ハミルトン カーキ フィールド オービス別注モデル、1980年代製
アウトドア派で、味のある経年変化に目がない人にぴったりの1本がこちら。ヴィンテージのハミルトン カーキ フィールドに、あのオービスのロゴが添えられたダブルネーム仕様だ。フライロッドやオイルドコットン製品で知られるオービスは、いわゆるゴープコアが流行するずっと以前から、本格的なアドベンチャーウェアの世界を牽引してきた存在である。
A Hamilton for Orvis
1970年代から1990年代初頭にかけて、バーモント州のアウトドアブランドであったオービスはハミルトンと提携し、タフで実用的なフィールドウォッチをカタログ通販で展開していた。今回の1本も当時のカタログで紹介されていたモデルのひとつだ。ホイヤー製のソルナグラフ Ref.2446SFなどと並んで販売されていたことからも、オービスが本気で時計販売に取り組んでいたことがうかがえる。

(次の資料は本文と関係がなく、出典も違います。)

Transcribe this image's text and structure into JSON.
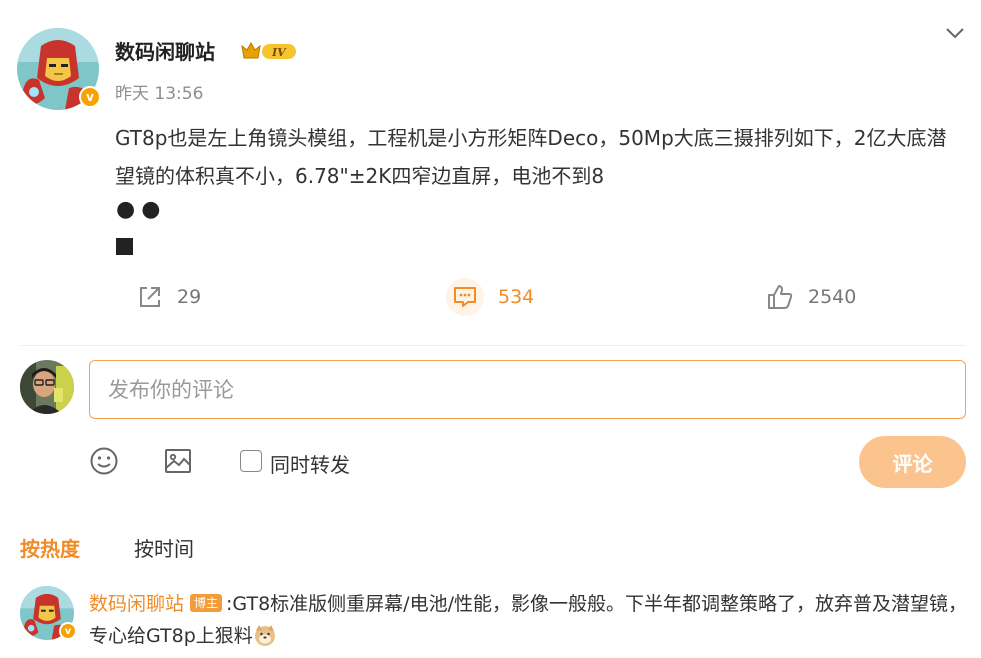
{
  "post": {
    "author": "数码闲聊站",
    "level_badge": "IV",
    "time": "昨天 13:56",
    "text": "GT8p也是左上角镜头模组，工程机是小方形矩阵Deco，50Mp大底三摄排列如下，2亿大底潜望镜的体积真不小，6.78\"±2K四窄边直屏，电池不到8",
    "dots": "●●",
    "actions": {
      "share_count": "29",
      "comment_count": "534",
      "like_count": "2540"
    }
  },
  "composer": {
    "placeholder": "发布你的评论",
    "repost_label": "同时转发",
    "submit_label": "评论"
  },
  "sort_tabs": {
    "hot": "按热度",
    "time": "按时间"
  },
  "comments": [
    {
      "author": "数码闲聊站",
      "tag": "博主",
      "text": ":GT8标准版侧重屏幕/电池/性能，影像一般般。下半年都调整策略了，放弃普及潜望镜，专心给GT8p上狠料"
    }
  ],
  "colors": {
    "accent": "#f08c28",
    "submit_disabled": "#fbc48f",
    "input_border": "#f3a44e",
    "verified": "#f7a200"
  },
  "icons": [
    "ironman-avatar",
    "verified-icon",
    "crown-level-icon",
    "chevron-down-icon",
    "share-icon",
    "comment-icon",
    "like-icon",
    "emoji-icon",
    "image-icon",
    "doge-emoji-icon"
  ]
}
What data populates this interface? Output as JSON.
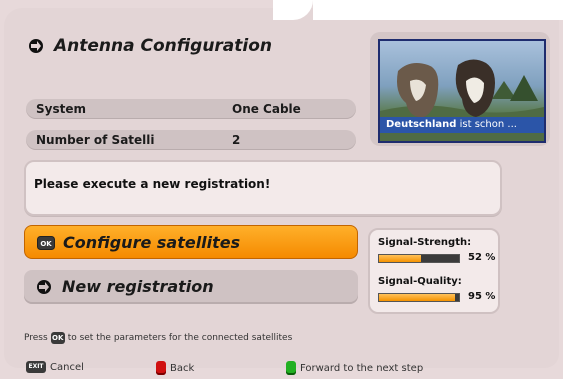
{
  "title": "Antenna Configuration",
  "settings": [
    {
      "label": "System",
      "value": "One Cable"
    },
    {
      "label": "Number of Satellit‹",
      "value": "2"
    }
  ],
  "video": {
    "caption_bold": "Deutschland",
    "caption_rest": " ist schon ..."
  },
  "message": "Please execute a new registration!",
  "buttons": {
    "configure": "Configure satellites",
    "new_registration": "New registration"
  },
  "signal": {
    "strength_label": "Signal-Strength:",
    "strength_value": "52 %",
    "strength_fraction": 0.52,
    "quality_label": "Signal-Quality:",
    "quality_value": "95 %",
    "quality_fraction": 0.95
  },
  "hint": {
    "prefix": "Press",
    "key": "OK",
    "suffix": "to set the parameters for the connected satellites"
  },
  "footer": {
    "exit_key": "EXIT",
    "cancel": "Cancel",
    "back": "Back",
    "forward": "Forward to the next step"
  },
  "colors": {
    "accent": "#f58a00",
    "panel": "#e3d5d6",
    "caption_bar": "#2b55a8"
  }
}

ハミルトン カーキ フィールドは、いわゆる“ジェネラル・イシュー”や“GI”と呼ばれる米軍支給品スタイルのクラシックなフィールドウォッチだ。この種の時計は何十年にもわたって、アメリカ軍の兵士向けに、国との契約のもとで複数の米国メーカーが製造してきた。やがて、このデザインはベトナム戦争後を境にひとつのトレンドとして一般市場にも広まり、民間向けにも展開されるようになる。なかでもハミルトンは、軍用モデルの特徴をほとんどそのままに残しながらフィールドウォッチの商業化に見事に成功した、もっとも代表的なブランドだと言えるだろう。
A Hamilton for Orvis
34mmの“パーカライズド(編注:防さび加工)”ステンレススティール製ケースは堅牢であり、マットブラックのダイヤルに配された夜光付きの“ダート”インデックスは、いまやこのタイプの時計においてはアイコン的なデザインといえる。確かに、ETA製の手巻きムーブメントを搭載した初期バージョンも存在する。だがこのオービスとのダブルネーム仕様の個体は非常に希少であり、L.L.ビーンのものに比べてはるかに見つけるのが難しい。そして正直なところ、こうしたカジュアルに楽しめるフィールドウォッチであれば、ムーブメントがクォーツでも気にならない。それよりも重要なのは、経年変化でトリチウム夜光に現れたクリーム色の味わいだ。この個体にはその点で申し分ない。